A newly proposed rule would significantly alter how facilities calculate their emissions when assessing permitting requirements under the Clean Air Act’s New Source Review (NSR) program by allowing the inclusion of both emission increases and decreases. Although EPA historically has generally interpreted its regulations to permit consideration of emissions increases only, EPA guidance issued last year also allows the inclusion of decreases. By formalizing that policy in its regulations, EPA will resolve an inconsistency in NSR permitting that has created headaches for many years.

NSR Permitting Background

The Clean Air Act’s NSR program requires facilities to obtain a permit in advance of constructing a new major stationary source or undertaking a “major modification” to an existing source. EPA’s corresponding NSR regulations govern when a physical or operational change requires a permit under the NSR program. Since the early 2000s, EPA’s regulations have set out a two-step test to determine if a facility must obtain a New Source Review permit for a physical or operational change (also referred to as a project).

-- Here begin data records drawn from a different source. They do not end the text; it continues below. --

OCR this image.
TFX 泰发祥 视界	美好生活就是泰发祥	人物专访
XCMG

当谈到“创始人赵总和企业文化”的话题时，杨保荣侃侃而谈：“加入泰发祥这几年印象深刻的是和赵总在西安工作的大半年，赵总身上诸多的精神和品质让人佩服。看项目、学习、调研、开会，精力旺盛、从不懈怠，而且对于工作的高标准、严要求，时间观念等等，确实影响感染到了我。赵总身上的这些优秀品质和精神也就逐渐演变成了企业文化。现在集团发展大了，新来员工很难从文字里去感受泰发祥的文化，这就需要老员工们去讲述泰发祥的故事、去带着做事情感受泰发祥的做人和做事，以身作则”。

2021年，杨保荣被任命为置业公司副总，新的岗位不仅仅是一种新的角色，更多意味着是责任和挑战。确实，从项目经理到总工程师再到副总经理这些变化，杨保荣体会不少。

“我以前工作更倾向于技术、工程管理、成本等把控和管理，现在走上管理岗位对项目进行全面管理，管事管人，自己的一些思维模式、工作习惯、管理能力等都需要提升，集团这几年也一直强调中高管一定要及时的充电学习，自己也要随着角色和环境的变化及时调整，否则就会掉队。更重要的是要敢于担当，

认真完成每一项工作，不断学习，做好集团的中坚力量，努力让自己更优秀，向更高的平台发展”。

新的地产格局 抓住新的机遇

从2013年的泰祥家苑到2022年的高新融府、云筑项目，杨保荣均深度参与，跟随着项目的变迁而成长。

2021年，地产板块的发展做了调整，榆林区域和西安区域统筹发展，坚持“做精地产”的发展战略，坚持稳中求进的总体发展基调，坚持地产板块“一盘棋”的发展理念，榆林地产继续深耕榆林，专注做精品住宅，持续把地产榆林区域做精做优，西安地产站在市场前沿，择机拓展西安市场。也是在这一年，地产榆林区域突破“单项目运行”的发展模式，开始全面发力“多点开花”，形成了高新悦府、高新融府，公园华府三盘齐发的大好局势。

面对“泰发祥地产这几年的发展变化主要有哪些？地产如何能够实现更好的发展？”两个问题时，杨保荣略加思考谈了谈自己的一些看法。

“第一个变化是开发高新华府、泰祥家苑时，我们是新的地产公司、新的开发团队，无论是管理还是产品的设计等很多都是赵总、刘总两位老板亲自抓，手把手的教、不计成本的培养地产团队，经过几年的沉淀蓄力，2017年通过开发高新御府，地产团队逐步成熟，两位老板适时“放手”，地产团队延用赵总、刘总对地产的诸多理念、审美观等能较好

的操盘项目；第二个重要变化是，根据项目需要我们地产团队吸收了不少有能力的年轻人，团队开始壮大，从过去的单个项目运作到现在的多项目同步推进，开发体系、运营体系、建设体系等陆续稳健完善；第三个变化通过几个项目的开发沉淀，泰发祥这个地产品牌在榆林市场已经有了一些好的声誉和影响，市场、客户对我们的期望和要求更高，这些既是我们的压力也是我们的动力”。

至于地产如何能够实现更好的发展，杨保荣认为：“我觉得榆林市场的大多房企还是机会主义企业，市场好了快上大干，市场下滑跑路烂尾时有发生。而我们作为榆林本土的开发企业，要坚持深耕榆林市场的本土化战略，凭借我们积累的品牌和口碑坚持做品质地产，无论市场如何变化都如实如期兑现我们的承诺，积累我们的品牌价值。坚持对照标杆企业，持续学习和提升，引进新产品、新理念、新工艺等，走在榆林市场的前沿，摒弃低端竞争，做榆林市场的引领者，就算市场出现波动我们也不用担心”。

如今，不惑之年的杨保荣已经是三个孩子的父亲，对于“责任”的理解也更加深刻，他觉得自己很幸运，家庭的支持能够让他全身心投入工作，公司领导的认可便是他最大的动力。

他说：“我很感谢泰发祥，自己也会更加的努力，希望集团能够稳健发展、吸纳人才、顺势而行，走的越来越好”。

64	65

A project is a “major modification” if it would result in a significant emissions increase of an NSR pollutant (Step 1) and a significant net emissions increase of the NSR pollutant (Step 2).

What EPA Proposes to Change

On August 1, 2019, EPA Administrator Wheeler signed a pre-publication version of a proposed rule to revise EPA’s regulations implementing the Clean Air Act’s New Source Review (NSR) program. The Proposal would amend NSR regulations to clarify that the term “sum of the difference” in EPA’s regulations “shall include both increases and decreases in emissions calculated in accordance” with those regulations. The Proposal also would modify a provision regarding the so-called hybrid test (for projects that involve both new and existing units) to ensure consistency for all types of projects.

If finalized, the Proposal would allow facilities to take into account both emissions increases and decreases when determining whether a proposed project will cause a “significant emissions increase” (also referred to as Step 1).

Origins of the Proposal & EPA’s Prior Guidance

Since the 2002 NSR Reform Rule, there has been uncertainty and controversy as to whether decreases from the project could be included in Step 1. Regardless of the specific applicability test used (the “actual-to-projected-actual” test for existing emissions units or the “actual-to-potential” test for new emissions units), a project is deemed to cause a significant emissions increase if the “sum of the difference” between the baseline actual emissions and the post-project emissions (the “projected actual” emissions for existing units or “potential to emit” for new units) equals or exceeds the relevant threshold. For much of the 2000s, EPA took the position that its regulations did not allow for emission reductions to be included in Step 1; instead, emission reductions could only be considered in the source-wide netting analysis in Step 2.

In March 2018, EPA issued a guidance memorandum reversing this position and declaring that its regulations “provid[e] that any emission decreases that may result from a given proposed project are to be considered when calculating at Step 1 whether the proposed project will result in a significant emissions increase.” EPA explained it changed its interpretation because the phrase “sum of the difference” could be either a positive or negative number; therefore, the summation of any “difference” can be taken into consideration for Step 1 purposes. As a result, sources undertaking projects having a net emissions decrease can seek to rely on that decrease for purposes of NSR permitting.

If finalized, the Proposal would transform EPA’s March 2018 guidance on this topic into an enforceable regulation.

What’s Next?

If finalized, the Proposal would ensure that facilities evaluate all emission impacts of a project, not just the emission increases. Once published in the Federal Register, the proposed rule will be open for public comment for 60 days. EPA will hold a public hearing if requested, which we expect is likely.

Any final rule is almost certain to be challenged in the D.C. Circuit; Natural Resources Defense Council’s clean air director John Walke already announced NRDC’s intent to file suit once a final rule is issued.